From the Wiki entry: "In 2005, Senator Kit Bond of Missouri attached an amendment to a transportation spending bill to exempt his state from the Wright restrictions. After the bill's passage, Southwest began nonstop flights from Love Field to St. Louis and Kansas City."
2014-01-13 04:10:25 AM  
1 votes:

bangmaid: A few thoughts.

A) People were taken by bus to the right airport, but WHAT ABOUT THEIR LUGGAGE?

B) don't you think Chicago to Dallas makes more sense for a non stop instead of a non stop to Branson?
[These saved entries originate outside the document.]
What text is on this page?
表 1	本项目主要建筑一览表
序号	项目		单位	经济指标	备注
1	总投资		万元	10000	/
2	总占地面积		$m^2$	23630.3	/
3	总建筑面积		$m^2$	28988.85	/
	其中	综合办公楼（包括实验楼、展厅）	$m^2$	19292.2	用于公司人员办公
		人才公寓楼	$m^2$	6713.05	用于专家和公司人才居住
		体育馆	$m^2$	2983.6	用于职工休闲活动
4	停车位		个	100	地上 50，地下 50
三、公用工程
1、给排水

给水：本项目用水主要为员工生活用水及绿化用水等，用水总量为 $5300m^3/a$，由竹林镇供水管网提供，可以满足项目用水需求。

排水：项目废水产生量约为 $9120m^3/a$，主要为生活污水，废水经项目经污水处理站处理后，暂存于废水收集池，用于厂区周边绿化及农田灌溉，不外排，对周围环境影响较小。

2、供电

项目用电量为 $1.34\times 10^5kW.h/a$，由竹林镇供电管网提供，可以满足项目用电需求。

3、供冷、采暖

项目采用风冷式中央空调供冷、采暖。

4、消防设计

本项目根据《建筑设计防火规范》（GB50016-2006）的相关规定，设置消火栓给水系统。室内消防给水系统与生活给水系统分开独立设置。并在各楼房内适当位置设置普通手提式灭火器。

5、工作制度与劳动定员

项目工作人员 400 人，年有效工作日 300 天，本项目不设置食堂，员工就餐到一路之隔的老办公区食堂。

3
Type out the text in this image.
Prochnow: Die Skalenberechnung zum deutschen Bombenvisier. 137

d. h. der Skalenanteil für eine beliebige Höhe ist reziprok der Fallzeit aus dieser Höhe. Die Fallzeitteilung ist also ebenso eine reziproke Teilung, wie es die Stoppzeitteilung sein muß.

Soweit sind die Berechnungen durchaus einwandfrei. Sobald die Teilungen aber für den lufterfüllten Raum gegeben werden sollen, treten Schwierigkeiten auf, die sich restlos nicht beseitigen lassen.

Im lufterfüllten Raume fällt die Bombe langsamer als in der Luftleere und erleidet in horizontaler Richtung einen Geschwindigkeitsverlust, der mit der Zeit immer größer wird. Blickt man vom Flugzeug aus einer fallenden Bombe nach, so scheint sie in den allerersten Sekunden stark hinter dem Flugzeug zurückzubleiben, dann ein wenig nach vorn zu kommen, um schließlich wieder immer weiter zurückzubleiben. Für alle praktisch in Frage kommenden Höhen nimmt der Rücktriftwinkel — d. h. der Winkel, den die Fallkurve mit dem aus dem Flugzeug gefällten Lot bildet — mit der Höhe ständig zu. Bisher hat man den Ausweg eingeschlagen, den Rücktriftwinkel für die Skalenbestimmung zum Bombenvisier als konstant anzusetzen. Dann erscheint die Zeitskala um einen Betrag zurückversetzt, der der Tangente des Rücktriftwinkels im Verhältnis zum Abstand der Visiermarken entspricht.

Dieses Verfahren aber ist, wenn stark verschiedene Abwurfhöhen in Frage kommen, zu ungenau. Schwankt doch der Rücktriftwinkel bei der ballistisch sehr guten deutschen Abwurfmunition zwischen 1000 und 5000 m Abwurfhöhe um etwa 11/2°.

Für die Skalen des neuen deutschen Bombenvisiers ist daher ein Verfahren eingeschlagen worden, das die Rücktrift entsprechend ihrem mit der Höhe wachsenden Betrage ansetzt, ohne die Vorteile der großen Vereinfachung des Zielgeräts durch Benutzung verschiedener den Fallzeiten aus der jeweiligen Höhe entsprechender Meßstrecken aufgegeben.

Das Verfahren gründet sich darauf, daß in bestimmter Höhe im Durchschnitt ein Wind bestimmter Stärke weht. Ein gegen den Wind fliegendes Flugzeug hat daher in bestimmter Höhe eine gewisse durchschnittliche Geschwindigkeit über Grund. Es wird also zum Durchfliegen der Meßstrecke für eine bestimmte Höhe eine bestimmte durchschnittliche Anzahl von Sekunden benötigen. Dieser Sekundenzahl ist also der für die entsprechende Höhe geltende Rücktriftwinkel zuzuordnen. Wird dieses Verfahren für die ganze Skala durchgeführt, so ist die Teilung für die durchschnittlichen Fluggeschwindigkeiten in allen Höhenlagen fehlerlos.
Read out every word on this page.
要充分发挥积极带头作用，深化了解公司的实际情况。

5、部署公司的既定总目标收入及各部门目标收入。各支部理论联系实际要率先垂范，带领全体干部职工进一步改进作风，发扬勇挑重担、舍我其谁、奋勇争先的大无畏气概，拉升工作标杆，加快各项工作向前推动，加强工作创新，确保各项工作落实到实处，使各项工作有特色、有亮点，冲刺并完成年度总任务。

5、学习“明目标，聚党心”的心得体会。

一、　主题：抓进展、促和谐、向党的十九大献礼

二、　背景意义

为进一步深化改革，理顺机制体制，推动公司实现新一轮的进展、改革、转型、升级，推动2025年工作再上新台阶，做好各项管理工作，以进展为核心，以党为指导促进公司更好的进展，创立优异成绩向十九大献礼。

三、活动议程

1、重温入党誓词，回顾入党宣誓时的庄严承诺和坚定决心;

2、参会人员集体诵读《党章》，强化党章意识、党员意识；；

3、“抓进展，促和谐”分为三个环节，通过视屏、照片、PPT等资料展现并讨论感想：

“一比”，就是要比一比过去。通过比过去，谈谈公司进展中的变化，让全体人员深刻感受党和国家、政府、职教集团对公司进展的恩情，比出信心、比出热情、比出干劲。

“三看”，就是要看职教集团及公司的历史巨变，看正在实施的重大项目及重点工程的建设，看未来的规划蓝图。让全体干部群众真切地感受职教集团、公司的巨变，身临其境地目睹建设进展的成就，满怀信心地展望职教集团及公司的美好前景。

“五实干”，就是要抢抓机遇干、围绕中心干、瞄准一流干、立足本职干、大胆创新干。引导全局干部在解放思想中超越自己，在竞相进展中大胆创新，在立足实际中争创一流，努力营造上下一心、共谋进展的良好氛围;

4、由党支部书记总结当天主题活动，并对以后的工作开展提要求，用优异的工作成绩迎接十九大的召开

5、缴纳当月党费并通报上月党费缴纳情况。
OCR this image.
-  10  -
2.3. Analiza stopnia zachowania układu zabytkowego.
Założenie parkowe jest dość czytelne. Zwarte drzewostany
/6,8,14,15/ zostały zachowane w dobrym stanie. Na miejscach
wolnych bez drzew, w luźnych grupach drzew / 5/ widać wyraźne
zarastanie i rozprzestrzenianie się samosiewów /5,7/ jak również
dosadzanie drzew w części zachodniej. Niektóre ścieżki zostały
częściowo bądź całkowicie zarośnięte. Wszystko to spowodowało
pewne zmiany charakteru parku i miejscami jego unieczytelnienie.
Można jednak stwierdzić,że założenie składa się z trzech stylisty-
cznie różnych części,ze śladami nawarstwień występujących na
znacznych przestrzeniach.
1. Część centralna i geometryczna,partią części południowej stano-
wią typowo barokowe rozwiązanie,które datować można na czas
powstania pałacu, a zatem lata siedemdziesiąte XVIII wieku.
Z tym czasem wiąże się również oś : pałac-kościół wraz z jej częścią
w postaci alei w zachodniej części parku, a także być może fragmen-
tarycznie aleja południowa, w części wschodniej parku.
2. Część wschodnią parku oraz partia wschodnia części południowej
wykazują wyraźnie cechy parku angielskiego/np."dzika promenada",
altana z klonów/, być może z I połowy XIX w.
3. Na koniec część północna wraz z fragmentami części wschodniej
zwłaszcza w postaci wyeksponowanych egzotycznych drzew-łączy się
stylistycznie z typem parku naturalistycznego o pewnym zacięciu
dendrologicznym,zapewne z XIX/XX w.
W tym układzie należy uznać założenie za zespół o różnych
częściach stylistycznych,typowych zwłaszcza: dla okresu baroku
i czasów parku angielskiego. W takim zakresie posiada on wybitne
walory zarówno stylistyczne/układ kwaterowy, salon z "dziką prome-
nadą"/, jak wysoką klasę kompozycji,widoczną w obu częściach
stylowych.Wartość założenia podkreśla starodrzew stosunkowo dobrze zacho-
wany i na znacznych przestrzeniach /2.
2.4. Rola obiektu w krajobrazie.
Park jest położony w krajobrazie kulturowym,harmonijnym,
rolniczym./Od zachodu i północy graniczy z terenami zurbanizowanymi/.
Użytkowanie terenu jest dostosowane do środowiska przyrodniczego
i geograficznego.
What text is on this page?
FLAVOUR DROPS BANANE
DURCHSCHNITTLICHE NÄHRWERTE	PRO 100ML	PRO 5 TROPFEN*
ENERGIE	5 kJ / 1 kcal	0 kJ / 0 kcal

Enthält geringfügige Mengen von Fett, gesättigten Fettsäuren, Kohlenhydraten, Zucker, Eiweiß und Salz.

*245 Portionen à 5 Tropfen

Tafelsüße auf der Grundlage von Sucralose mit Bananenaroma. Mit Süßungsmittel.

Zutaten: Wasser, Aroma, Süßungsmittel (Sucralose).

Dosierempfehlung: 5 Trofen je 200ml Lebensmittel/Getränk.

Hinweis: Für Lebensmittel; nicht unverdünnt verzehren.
C) having flight experience, but not commercial, I was under the assumption that the tower or approach knew where you were and told you when to turn, and to what heading etc, basically making sure planes line up in an orderly fashion for landing. Is this not common in Branson?


The Wright amenment (expires in October) forbids aircraft from going more than one state to or from Love Field. Which is why I don't understand the Branson stop.
2014-01-13 03:58:19 AM  
1 votes:
You are now free to muck about the country
2014-01-13 01:13:59 AM  
1 votes:

Lsherm: No one at the main airport noticed that the plane was lining up for the wrong farking airport?


I dunno, if I was stuck doing air traffic control for Branson, I'd be doing whatever I could to help people avoid the place. Even if it's having a pilot think he's landing at the right airport when he's actually not.